Estou a gostar muito. A maior parte dos formandos têm os seus trabalhos e vêm para a EDIT. ao final do dia com expetativa de aumentar as suas competências e conhecimento. Na maioria são profissionais que já têm experiência no mercado de trabalho e trazem as suas vivências para enriquecer a conversa. Vêm com o espírito certo e estão a fazer um investimento na aprendizagem. Por isso sinto a grande responsabilidade de cumprir com essa expectativa. Procuro que estas horas que passamos juntos ao final do dia sejam mais que momentos de passagem e absorção de conhecimento, procuro que sejam também sessões práticas dinâmicas e uma experiência de partilha de experiências. A dinâmica depende muito do grupo que tenho à minha frente. Não revelando muito, há uma componente teórica que serve de base, sobre a qual discutimos os processos de design em produto e uma componente prática onde executamos um design sprint e praticamos variados métodos de ideação. São sugeridos caminhos, são seguidos alguns processos mediante a necessidade e conhecimento dos formandos. Usamos mais post-its e papel que computadores. Tenho muito orgulho da primeira edição do curso e da postura e trabalho feito pelos formandos durante o Projeto 360º.

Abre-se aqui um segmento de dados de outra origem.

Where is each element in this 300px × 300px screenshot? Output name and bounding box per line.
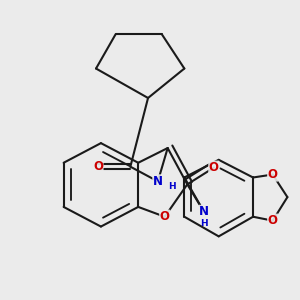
Text: O: O	[160, 210, 170, 223]
Text: O: O	[93, 160, 103, 173]
Text: H: H	[168, 182, 176, 191]
Text: N: N	[199, 205, 209, 218]
Text: O: O	[209, 161, 219, 174]
Text: N: N	[153, 175, 163, 188]
Text: H: H	[200, 218, 208, 227]
Text: O: O	[268, 214, 278, 227]
Text: O: O	[268, 168, 278, 181]
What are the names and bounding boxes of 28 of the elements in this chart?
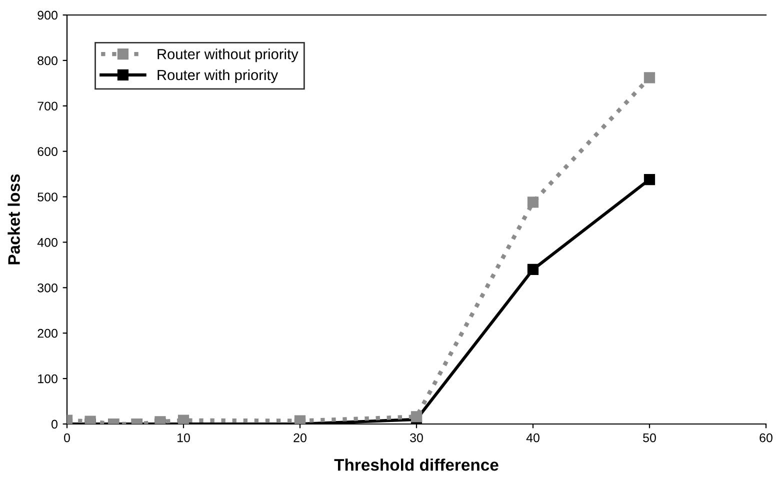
x-tick-label: 50 [643, 433, 656, 442]
point [294, 415, 306, 424]
x-tick-label: 40 [526, 433, 540, 442]
y-tick-label: 100 [38, 374, 58, 384]
y-tick-label: 600 [38, 147, 58, 156]
x-tick-label: 60 [760, 433, 772, 442]
point [644, 72, 656, 84]
y-tick-label: 800 [38, 56, 58, 66]
y-tick-label: 0 [52, 420, 58, 429]
x-axis-title: Threshold difference [334, 458, 498, 471]
legend-label: Router without priority [158, 48, 298, 62]
x-tick-label: 10 [178, 433, 190, 442]
x-tick-label: 0 [64, 433, 70, 442]
point [644, 174, 656, 186]
y-tick-label: 900 [38, 10, 58, 20]
legend-label: Router with priority [158, 69, 278, 84]
point [410, 411, 422, 422]
y-tick-label: 300 [38, 283, 58, 292]
y-tick-label: 500 [38, 192, 58, 202]
point [527, 196, 539, 208]
y-tick-label: 700 [38, 102, 58, 111]
x-tick-label: 30 [410, 433, 423, 442]
y-tick-label: 200 [38, 328, 58, 338]
point [527, 264, 539, 276]
x-tick-label: 20 [294, 433, 306, 442]
y-axis-title: Packet loss [8, 174, 20, 264]
point [178, 414, 190, 424]
y-tick-label: 400 [37, 238, 58, 247]
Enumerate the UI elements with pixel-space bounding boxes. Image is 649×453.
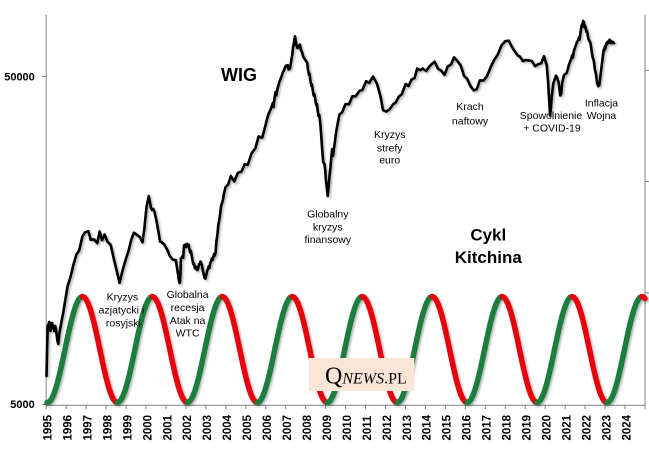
svg-text:2020: 2020 [542,415,554,441]
svg-text:2018: 2018 [502,414,514,440]
svg-text:Kitchina: Kitchina [455,248,523,267]
svg-text:2004: 2004 [222,414,234,440]
svg-text:2006: 2006 [262,415,274,441]
svg-text:recesja: recesja [171,302,205,314]
svg-text:2003: 2003 [202,415,214,441]
svg-text:50000: 50000 [4,71,35,83]
svg-text:1998: 1998 [102,414,114,440]
svg-text:2015: 2015 [442,414,454,440]
svg-text:rosyjski: rosyjski [106,318,141,330]
svg-text:2007: 2007 [282,415,294,441]
svg-text:2012: 2012 [382,415,394,441]
svg-text:1995: 1995 [43,414,55,440]
svg-text:WTC: WTC [176,328,200,340]
svg-text:Kryzys: Kryzys [107,292,139,304]
svg-text:2016: 2016 [462,415,474,441]
svg-text:5000: 5000 [10,399,34,411]
svg-text:2024: 2024 [621,414,633,440]
svg-text:Inflacja: Inflacja [585,98,618,110]
svg-text:Krach: Krach [456,101,484,113]
svg-text:2022: 2022 [581,415,593,441]
svg-text:finansowy: finansowy [304,234,351,246]
svg-text:+ COVID-19: + COVID-19 [523,123,581,135]
svg-text:2010: 2010 [342,415,354,441]
svg-text:Wojna: Wojna [587,110,617,122]
svg-text:Globalny: Globalny [307,209,349,221]
svg-text:2017: 2017 [482,415,494,441]
svg-text:strefy: strefy [377,143,403,155]
svg-text:2013: 2013 [402,415,414,441]
svg-text:2019: 2019 [522,415,534,441]
svg-text:2023: 2023 [601,415,613,441]
svg-text:Cykl: Cykl [470,225,506,244]
svg-text:QNEWS.PL: QNEWS.PL [325,364,407,390]
svg-text:kryzys: kryzys [313,222,343,234]
svg-text:2009: 2009 [322,415,334,441]
svg-text:2001: 2001 [162,414,174,440]
svg-text:WIG: WIG [221,65,257,85]
svg-text:1997: 1997 [82,415,94,441]
svg-text:2021: 2021 [561,414,573,440]
svg-text:2002: 2002 [182,415,194,441]
svg-text:Kryzys: Kryzys [374,129,406,141]
svg-text:naftowy: naftowy [452,115,489,127]
svg-text:2005: 2005 [242,414,254,440]
svg-text:2008: 2008 [302,414,314,440]
svg-text:Spowolnienie: Spowolnienie [520,110,583,122]
svg-text:1996: 1996 [62,415,74,441]
svg-text:Globalna: Globalna [167,289,209,301]
svg-text:Atak na: Atak na [170,315,206,327]
svg-text:2011: 2011 [362,415,374,441]
svg-text:2000: 2000 [142,415,154,441]
svg-text:1999: 1999 [122,415,134,441]
svg-text:2014: 2014 [422,414,434,440]
svg-text:euro: euro [379,155,400,167]
svg-text:azjatycki i: azjatycki i [99,305,145,317]
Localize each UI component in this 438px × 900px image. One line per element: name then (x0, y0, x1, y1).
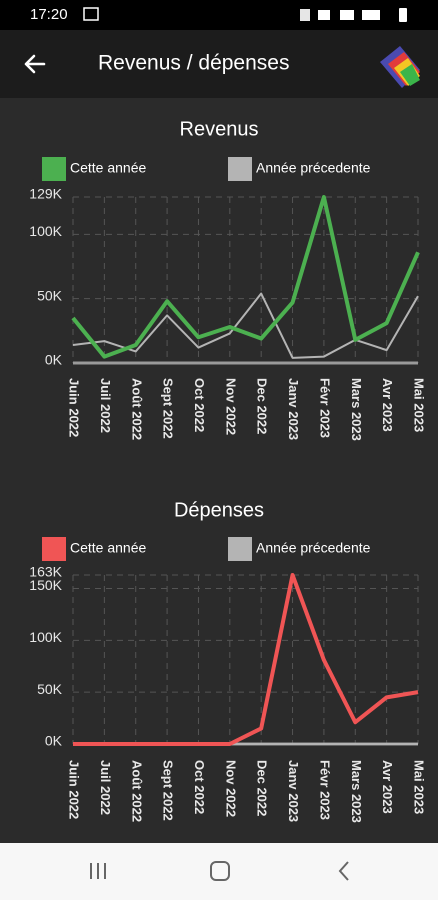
x-tick-label: Janv 2023 (286, 760, 301, 822)
app-title: Revenus / dépenses (98, 52, 289, 75)
x-tick-label: Févr 2023 (317, 378, 332, 438)
legend-swatch (42, 157, 66, 181)
y-tick-label: 100K (29, 629, 62, 645)
legend-label: Année précedente (256, 160, 371, 176)
series-line (73, 573, 419, 746)
x-tick-label: Janv 2023 (286, 378, 301, 440)
legend-swatch (228, 157, 252, 181)
x-tick-label: Oct 2022 (192, 378, 207, 432)
x-tick-label: Mars 2023 (349, 378, 364, 441)
app-bar (0, 30, 438, 98)
legend-swatch (228, 537, 252, 561)
legend-label: Année précedente (256, 540, 371, 556)
x-tick-label: Août 2022 (129, 378, 144, 440)
nav-bar (0, 843, 438, 900)
x-tick-label: Oct 2022 (192, 760, 207, 814)
nav-home[interactable] (210, 861, 230, 881)
x-tick-label: Mai 2023 (412, 760, 427, 814)
x-tick-label: Juil 2022 (98, 760, 113, 815)
y-tick-label: 50K (37, 681, 63, 697)
series-line (71, 195, 420, 359)
x-tick-label: Juin 2022 (67, 760, 82, 819)
y-tick-label: 150K (29, 577, 62, 593)
nav-recent[interactable] (90, 863, 106, 879)
x-tick-label: Dec 2022 (255, 378, 270, 434)
status-time: 17:20 (30, 6, 68, 23)
y-tick-label: 50K (37, 287, 63, 303)
nav-back[interactable] (338, 861, 349, 881)
nav-buttons (90, 861, 349, 881)
y-tick-label: 0K (45, 352, 63, 368)
status-icon (83, 7, 99, 21)
x-tick-label: Août 2022 (129, 760, 144, 822)
x-tick-label: Nov 2022 (223, 378, 238, 435)
y-tick-label: 163K (29, 564, 62, 580)
x-tick-label: Sept 2022 (161, 378, 176, 439)
x-tick-label: Mai 2023 (412, 378, 427, 432)
x-tick-label: Juil 2022 (98, 378, 113, 433)
app-logo (380, 46, 420, 88)
series-line (72, 292, 419, 359)
x-tick-label: Mars 2023 (349, 760, 364, 823)
legend-label: Cette année (70, 540, 146, 556)
legend-label: Cette année (70, 160, 146, 176)
x-tick-label: Févr 2023 (317, 760, 332, 820)
x-tick-label: Juin 2022 (67, 378, 82, 437)
y-tick-label: 100K (29, 223, 62, 239)
y-tick-label: 129K (29, 186, 62, 202)
legend-swatch (42, 537, 66, 561)
y-tick-label: 0K (45, 733, 63, 749)
x-tick-label: Dec 2022 (255, 760, 270, 816)
charts: Revenus Cette année Année précedente 0K 50K 1… (29, 118, 426, 823)
chart-title: Dépenses (174, 499, 264, 521)
x-tick-label: Sept 2022 (161, 760, 176, 821)
chart-title: Revenus (180, 118, 259, 140)
x-tick-label: Avr 2023 (380, 378, 395, 432)
x-tick-label: Avr 2023 (380, 760, 395, 814)
back-button[interactable] (24, 54, 46, 74)
x-tick-label: Nov 2022 (223, 760, 238, 817)
status-icons (300, 8, 407, 22)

Por fim, que skills deverá ter um profissional desta área, e como se pode diferenciar no mercado de trabalho?

Apesar de estarmos a trabalhar com a definição de Digital Product design, na verdade, a disciplina de design digital está em constante mudança. Há muitas coisas em comum com UX e com Interaction design. A principal diferença é que estamos no mundo de produtos e não no da comunicação. E esse mundo é fundamentalmente diferente do design de produto tradicional por causa da sua natureza digital e possibilidade de fácil iteração. É diferente de uma série ou versão limitadas. Estamos no universo de entrega contínua. As decisões são mais difíceis porque as suas consequências voltam para nós e limitam as opções futuras. Temos que procurar excelência, mas por vezes não a conseguimos à primeira. Perseverança é a faculdade mais valiosa, a produção de um produto digital é um trabalho de ir incrementando valor a pouco e pouco. Outra característica importante é curiosidade natural e espírito crítico. Perguntar porquê e não ter medo das respostas. Duvidar quando parece que correu bem à primeira. Investir em formação e não considerar que há apenas uma maneira de trabalhar. Perguntar quando não sabemos mesmo. Outra característica que pode ajudar é empatia. Ter em mente que nem todas as pessoas com quem trabalhamos têm o nosso entendimento e treino. Por isso é preciso adaptar a linguagem para garantir que todos nos entendemos. E não esquecer que, a maior parte das vezes, nós não somos os nossos utilizadores.